Sunday, November 25, 2012

Gimme Toes and Elbows, you little punk!

Yesterday I did the exercise ball workout I've been doing lately.  One of the exercises looks like this:



As I strained to hold the position for 60 seconds, it occurred to me that it was very similar to something my fellow campers and I were made to do back when I was a kid at summer camp: the dreaded "Toes and Elbows."  Toes and Elbows was the one-size-fits-all punishment for any of a long list of infractions.  Here I am assuming the traditional Toes and Elbows position:



The most sadistic counselors made us do it on a gravel surface so we would end up with rocks embedded in our elbows, or maybe over a pile of fresh horse dung to ratchet up the stakes.  But Toes and Elbows was plenty unpleasant on its own because of the extreme discomfort it caused in the abdominal area.  Who knew that we were actually strengthening our core muscles?

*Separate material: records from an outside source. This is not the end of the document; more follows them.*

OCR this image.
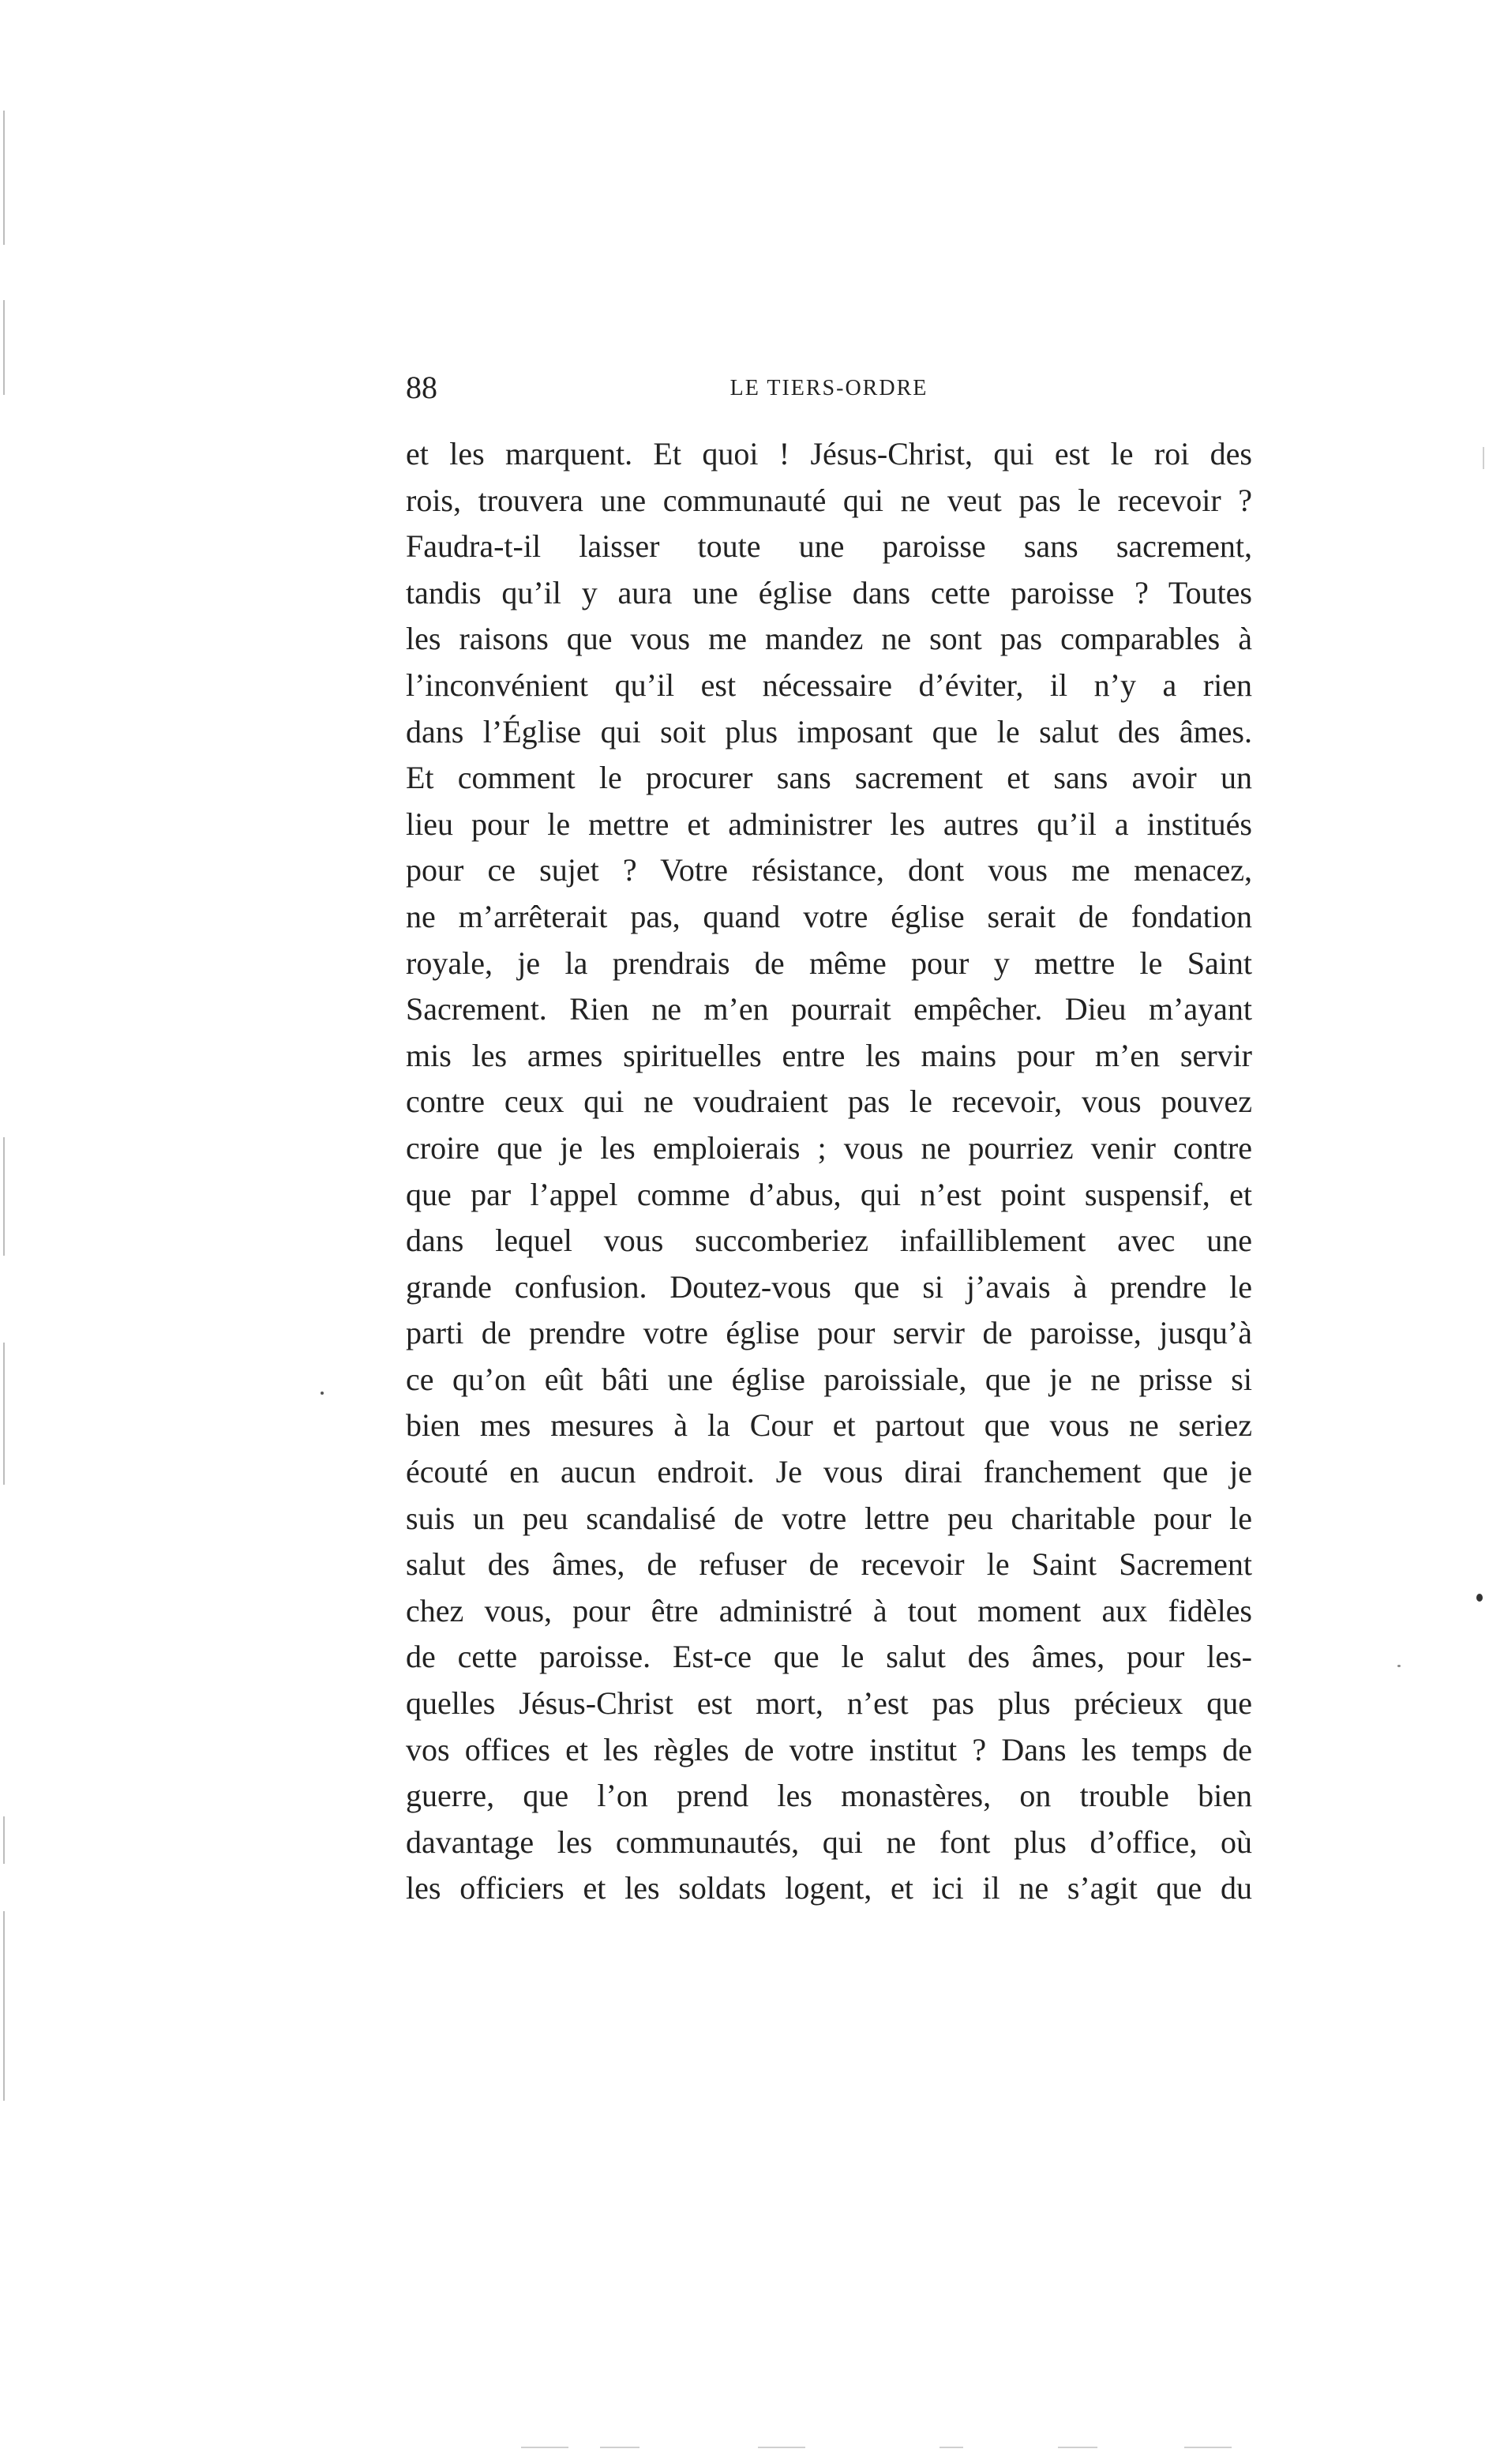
88	LE TIERS-ORDRE
et les marquent. Et quoi ! Jésus-Christ, qui est le roi des
rois, trouvera une communauté qui ne veut pas le recevoir ?
Faudra-t-il laisser toute une paroisse sans sacrement,
tandis qu’il y aura une église dans cette paroisse ? Toutes
les raisons que vous me mandez ne sont pas comparables à
l’inconvénient qu’il est nécessaire d’éviter, il n’y a rien
dans l’Église qui soit plus imposant que le salut des âmes.
Et comment le procurer sans sacrement et sans avoir un
lieu pour le mettre et administrer les autres qu’il a institués
pour ce sujet ? Votre résistance, dont vous me menacez,
ne m’arrêterait pas, quand votre église serait de fondation
royale, je la prendrais de même pour y mettre le Saint
Sacrement. Rien ne m’en pourrait empêcher. Dieu m’ayant
mis les armes spirituelles entre les mains pour m’en servir
contre ceux qui ne voudraient pas le recevoir, vous pouvez
croire que je les emploierais ; vous ne pourriez venir contre
que par l’appel comme d’abus, qui n’est point suspensif, et
dans lequel vous succomberiez infailliblement avec une
grande confusion. Doutez-vous que si j’avais à prendre le
parti de prendre votre église pour servir de paroisse, jusqu’à
ce qu’on eût bâti une église paroissiale, que je ne prisse si
bien mes mesures à la Cour et partout que vous ne seriez
écouté en aucun endroit. Je vous dirai franchement que je
suis un peu scandalisé de votre lettre peu charitable pour le
salut des âmes, de refuser de recevoir le Saint Sacrement
chez vous, pour être administré à tout moment aux fidèles
de cette paroisse. Est-ce que le salut des âmes, pour les-
quelles Jésus-Christ est mort, n’est pas plus précieux que
vos offices et les règles de votre institut ? Dans les temps de
guerre, que l’on prend les monastères, on trouble bien
davantage les communautés, qui ne font plus d’office, où
les officiers et les soldats logent, et ici il ne s’agit que du
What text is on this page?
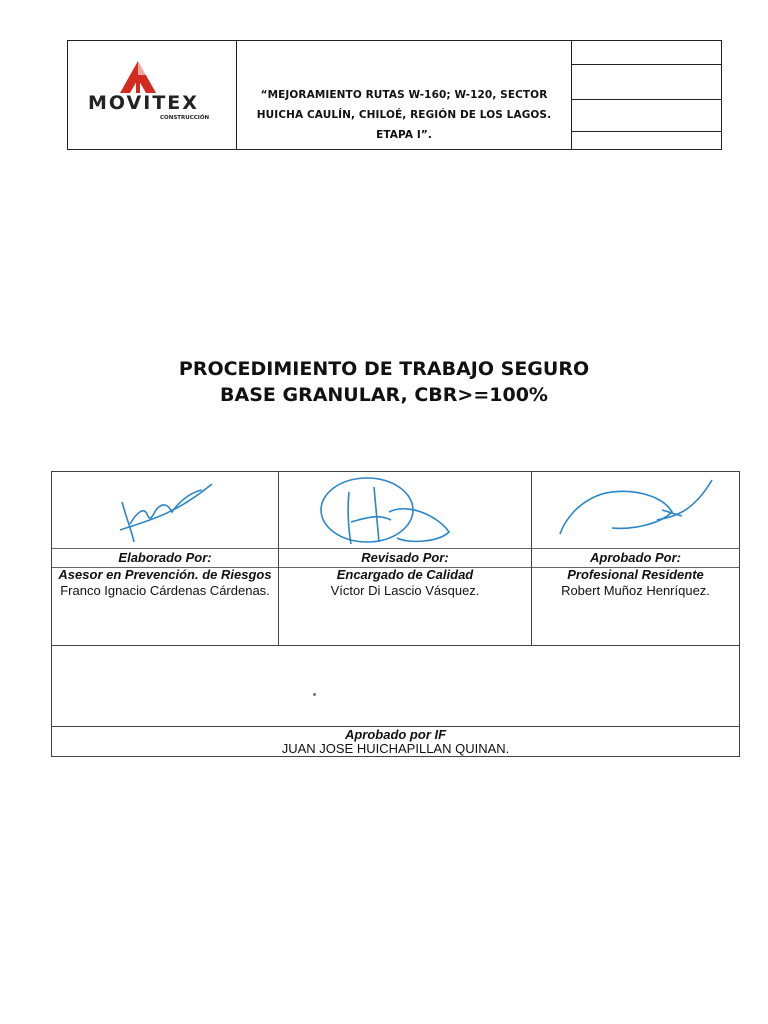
MOVITEX
CONSTRUCCIÓN

“MEJORAMIENTO RUTAS W-160; W-120, SECTOR
HUICHA CAULÍN, CHILOÉ, REGIÓN DE LOS LAGOS.
ETAPA I”.

PROCEDIMIENTO DE TRABAJO SEGURO
BASE GRANULAR, CBR>=100%
Elaborado Por:
Asesor en Prevención. de Riesgos
Franco Ignacio Cárdenas Cárdenas.
Revisado Por:
Encargado de Calidad
Víctor Di Lascio Vásquez.
Aprobado Por:
Profesional Residente
Robert Muñoz Henríquez.
Aprobado por IF
JUAN JOSE HUICHAPILLAN QUINAN.
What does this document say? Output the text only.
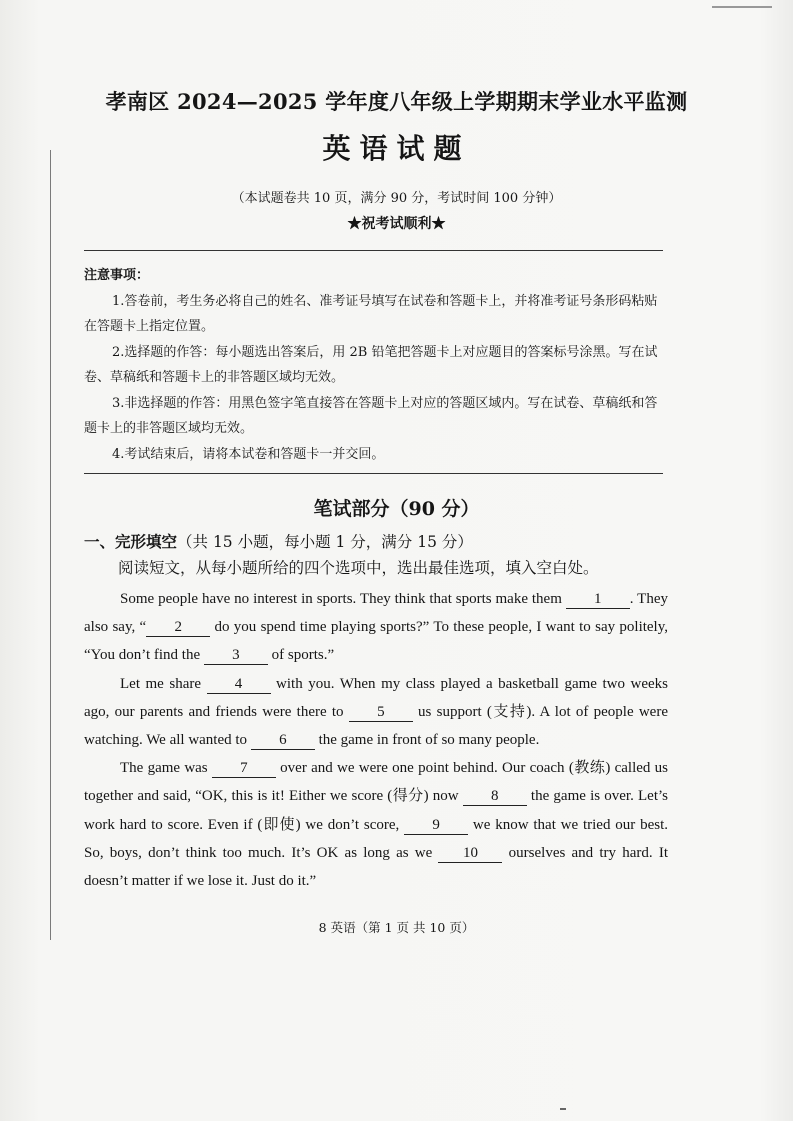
孝南区 2024—2025 学年度八年级上学期期末学业水平监测
英语试题
（本试题卷共 10 页，满分 90 分，考试时间 100 分钟）
★祝考试顺利★
注意事项：

1.答卷前，考生务必将自己的姓名、准考证号填写在试卷和答题卡上，并将准考证号条形码粘贴在答题卡上指定位置。

2.选择题的作答：每小题选出答案后，用 2B 铅笔把答题卡上对应题目的答案标号涂黑。写在试卷、草稿纸和答题卡上的非答题区域均无效。

3.非选择题的作答：用黑色签字笔直接答在答题卡上对应的答题区域内。写在试卷、草稿纸和答题卡上的非答题区域均无效。

4.考试结束后，请将本试卷和答题卡一并交回。

笔试部分（90 分）
一、完形填空（共 15 小题，每小题 1 分，满分 15 分）
阅读短文，从每小题所给的四个选项中，选出最佳选项，填入空白处。

Some people have no interest in sports. They think that sports make them 1 . They also say, “ 2 do you spend time playing sports?” To these people, I want to say politely, “You don’t find the 3 of sports.”

Let me share 4 with you. When my class played a basketball game two weeks ago, our parents and friends were there to 5 us support (支持). A lot of people were watching. We all wanted to 6 the game in front of so many people.

The game was 7 over and we were one point behind. Our coach (教练) called us together and said, “OK, this is it! Either we score (得分) now 8 the game is over. Let’s work hard to score. Even if (即使) we don’t score, 9 we know that we tried our best. So, boys, don’t think too much. It’s OK as long as we 10 ourselves and try hard. It doesn’t matter if we lose it. Just do it.”

8 英语（第 1 页 共 10 页）
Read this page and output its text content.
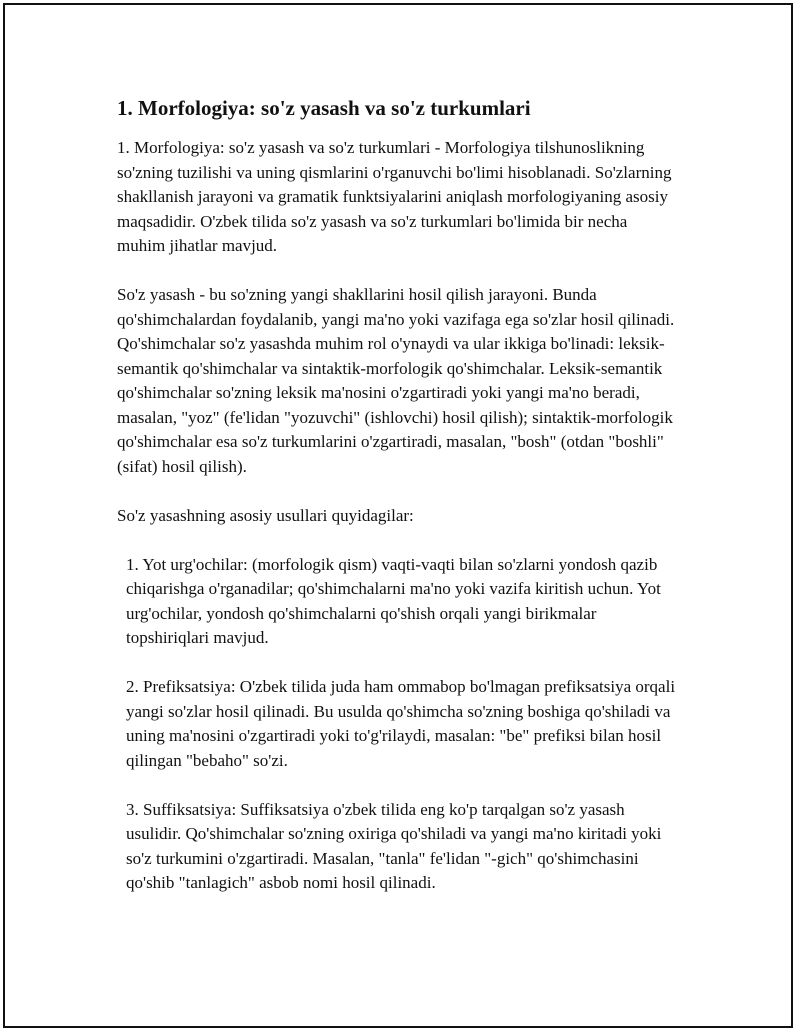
1. Morfologiya: so'z yasash va so'z turkumlari

1. Morfologiya: so'z yasash va so'z turkumlari - Morfologiya tilshunoslikning so'zning tuzilishi va uning qismlarini o'rganuvchi bo'limi hisoblanadi. So'zlarning shakllanish jarayoni va gramatik funktsiyalarini aniqlash morfologiyaning asosiy maqsadidir. O'zbek tilida so'z yasash va so'z turkumlari bo'limida bir necha muhim jihatlar mavjud.

So'z yasash - bu so'zning yangi shakllarini hosil qilish jarayoni. Bunda qo'shimchalardan foydalanib, yangi ma'no yoki vazifaga ega so'zlar hosil qilinadi. Qo'shimchalar so'z yasashda muhim rol o'ynaydi va ular ikkiga bo'linadi: leksik-semantik qo'shimchalar va sintaktik-morfologik qo'shimchalar. Leksik-semantik qo'shimchalar so'zning leksik ma'nosini o'zgartiradi yoki yangi ma'no beradi, masalan, "yoz" (fe'lidan "yozuvchi" (ishlovchi) hosil qilish); sintaktik-morfologik qo'shimchalar esa so'z turkumlarini o'zgartiradi, masalan, "bosh" (otdan "boshli" (sifat) hosil qilish).

So'z yasashning asosiy usullari quyidagilar:

1. Yot urg'ochilar: (morfologik qism) vaqti-vaqti bilan so'zlarni yondosh qazib chiqarishga o'rganadilar; qo'shimchalarni ma'no yoki vazifa kiritish uchun. Yot urg'ochilar, yondosh qo'shimchalarni qo'shish orqali yangi birikmalar topshiriqlari mavjud.

2. Prefiksatsiya: O'zbek tilida juda ham ommabop bo'lmagan prefiksatsiya orqali yangi so'zlar hosil qilinadi. Bu usulda qo'shimcha so'zning boshiga qo'shiladi va uning ma'nosini o'zgartiradi yoki to'g'rilaydi, masalan: "be" prefiksi bilan hosil qilingan "bebaho" so'zi.

3. Suffiksatsiya: Suffiksatsiya o'zbek tilida eng ko'p tarqalgan so'z yasash usulidir. Qo'shimchalar so'zning oxiriga qo'shiladi va yangi ma'no kiritadi yoki so'z turkumini o'zgartiradi. Masalan, "tanla" fe'lidan "-gich" qo'shimchasini qo'shib "tanlagich" asbob nomi hosil qilinadi.
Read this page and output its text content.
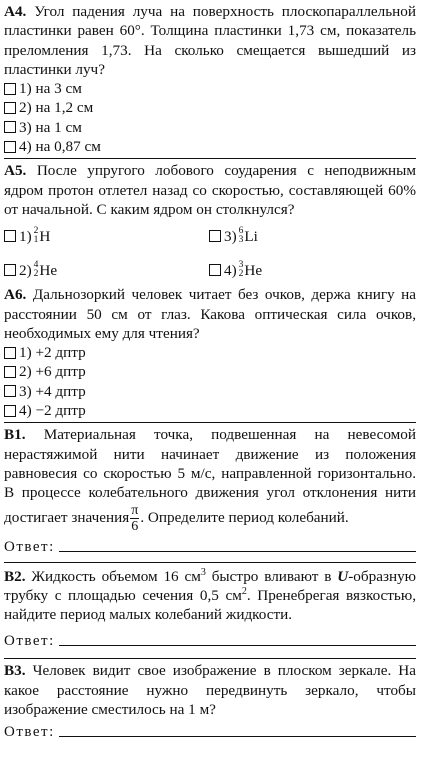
А4. Угол падения луча на поверхность плоскопараллельной пластинки равен 60°. Толщина пластинки 1,73 см, показатель преломления 1,73. На сколько смещается вышедший из пластинки луч?
1) на 3 см
2) на 1,2 см
3) на 1 см
4) на 0,87 см
А5. После упругого лобового соударения с неподвижным ядром протон отлетел назад со скоростью, составляющей 60% от начальной. С каким ядром он столкнулся?
1) 2
1 H	3) 6
3 Li
2) 4
2 He	4) 3
2 He
А6. Дальнозоркий человек читает без очков, держа книгу на расстоянии 50 см от глаз. Какова оптическая сила очков, необходимых ему для чтения?
1) +2 дптр
2) +6 дптр
3) +4 дптр
4) −2 дптр
В1. Материальная точка, подвешенная на невесомой нерастяжимой нити начинает движение из положения равновесия со скоростью 5 м/с, направленной горизонтально. В процессе колебательного движения угол отклонения нити достигает значения $\frac{\pi}{6}$ . Определите период колебаний.
Ответ:
В2. Жидкость объемом 16 $см^3$ быстро вливают в U-образную трубку с площадью сечения 0,5 $см^2$. Пренебрегая вязкостью, найдите период малых колебаний жидкости.
Ответ:
В3. Человек видит свое изображение в плоском зеркале. На какое расстояние нужно передвинуть зеркало, чтобы изображение сместилось на 1 м?
Ответ:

By the time I was a counselor myself in the mid 1980s, our society's attitude toward corporal punishment was changing, and the camp administration, fearing accusations of child abuse, ordered an end to Toes and Elbows and all other forms of physical discipline.  So I never got to exact "revenge" on the next generation of campers.  And that's probably a good thing: emotionally-disturbed souls don't need to be running around with carte blanche to dispense torture.  But did we unwittingly deprive subsequent generations of the core strength to conquer the world?

Since Rebecca Giddens and Scott Shipley wound up their competitive careers a few years ago, U.S. paddlers have had a tough time in international competition.  Even though I am a fan of the U.S. Canoe and Kayak Team, I'm not outraged about it; very few people get to be among the best in the world, and that small group simply doesn't happen to include any U.S. athletes at the moment.  But for those who are determined to point the finger of blame, I suggest a look at the demise of Toes and Elbows.

The glory days of U.S. canoe and kayak racing were the 1980s and early 1990s, when flatwater athletes like Mike Herbert, Norm Bellingham, and Greg Barton and whitewater athletes like Jon Lugbill, Dana Chladek, Cathy and Davey Hearn, the Haller brothers, and Rich Weiss were putting our nation on the podium.  These people would have been summer campers in the early 80s or before; could it be that they were especially naughty, and had to do lots and lots of Toes and Elbows?  I think it is a question that deserves serious study.

By this morning I had recovered enough from my exercise-ball-enhanced Toes and Elbows to do my little workout with the pushups and step-ups and stuff, and then head down to the river.  I paddled for 60 minutes in a pretty stiff wind.